After the weakening of studio dominance in the mid-50s, Susan became a free-lance, though fulfilling some remaining commitments to Fox which almost brought her the role of Cleopatra, upon Elizabeth Taylor’s illness. What a Serpant of Old Nile she would have been! In this period came what are probably her most immediately identified films by enthusiasts generally. Strangely, many of her pictures have include “I” in their titles. In I’ll Cry Tomorrow and I Want to Live, Susan and the emerging maturity of raw, gritty screen stories met head on. Her performances were not radically different from others she had already given but the violent emotion and nerve-exposed power of the situations and dialogue brought a new respect for the honesty and tremendous personality projection which had been hers all along.
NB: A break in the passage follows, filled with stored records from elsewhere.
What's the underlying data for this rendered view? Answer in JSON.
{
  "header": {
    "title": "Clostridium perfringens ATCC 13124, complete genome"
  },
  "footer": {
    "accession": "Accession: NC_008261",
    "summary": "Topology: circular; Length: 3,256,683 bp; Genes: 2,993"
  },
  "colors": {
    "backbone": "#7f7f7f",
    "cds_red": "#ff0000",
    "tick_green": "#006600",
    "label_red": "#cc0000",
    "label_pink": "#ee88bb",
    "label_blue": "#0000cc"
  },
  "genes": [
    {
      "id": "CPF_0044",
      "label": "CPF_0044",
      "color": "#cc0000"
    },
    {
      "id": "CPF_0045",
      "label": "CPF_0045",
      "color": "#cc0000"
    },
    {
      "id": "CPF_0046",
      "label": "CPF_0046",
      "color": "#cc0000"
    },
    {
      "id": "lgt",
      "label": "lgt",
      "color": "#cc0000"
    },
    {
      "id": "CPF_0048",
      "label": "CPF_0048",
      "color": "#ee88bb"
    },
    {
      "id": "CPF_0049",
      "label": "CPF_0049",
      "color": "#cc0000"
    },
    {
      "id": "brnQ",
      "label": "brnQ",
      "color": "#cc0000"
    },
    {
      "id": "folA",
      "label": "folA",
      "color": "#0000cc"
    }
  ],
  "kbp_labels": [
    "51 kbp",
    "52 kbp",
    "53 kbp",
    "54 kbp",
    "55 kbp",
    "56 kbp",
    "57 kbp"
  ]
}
The actress’s ten year marriage to Jess Barker had ended in 1954. (Twin sons, Gregory and Timothy, were born in 1945). Personal unhappiness led to a widely-reported suicide attempt in 1955 but two years later she became much more contentedly married to a wealthy businessman, Eaton Chalkley. His death in 1967 struck her cruelly.
Although she set up her own production company–Carrollton, Inc., named after the town in Georgia where she and her second husband lived–Susan’s films of the 60s were not so notable. However, she remained a box-office attraction and some of us think fondly of Back Street (third version, 1961), Mankiewicz’s wordy but ingenious The Honey Pot (1967) and, especially, Stolen Hours, made in Britain in 1963. This remake of Dark Victory suffered unanimously unfavourable comparison with Bette Davis’s film–probably not unfairly–but in itself was nicely done and gave Susan the chance to range stunningly from spoiled society girl to devoted but dying wife. In view of her own fate, the final scenes now have an almost unbearable poignancy. Whereas Susan’s untimely death from a brain tumor in 1975 remains tragic, there can be nothing now to mar the memory of her performances–no cheap horror films, no television series, no commercials. Instead we can remember the spirited, courageous girl who announced to the world that she wanted to live, so she’d cry tomorrow and, with a song in her heart, she’d climb the highest mountain. All of which she did.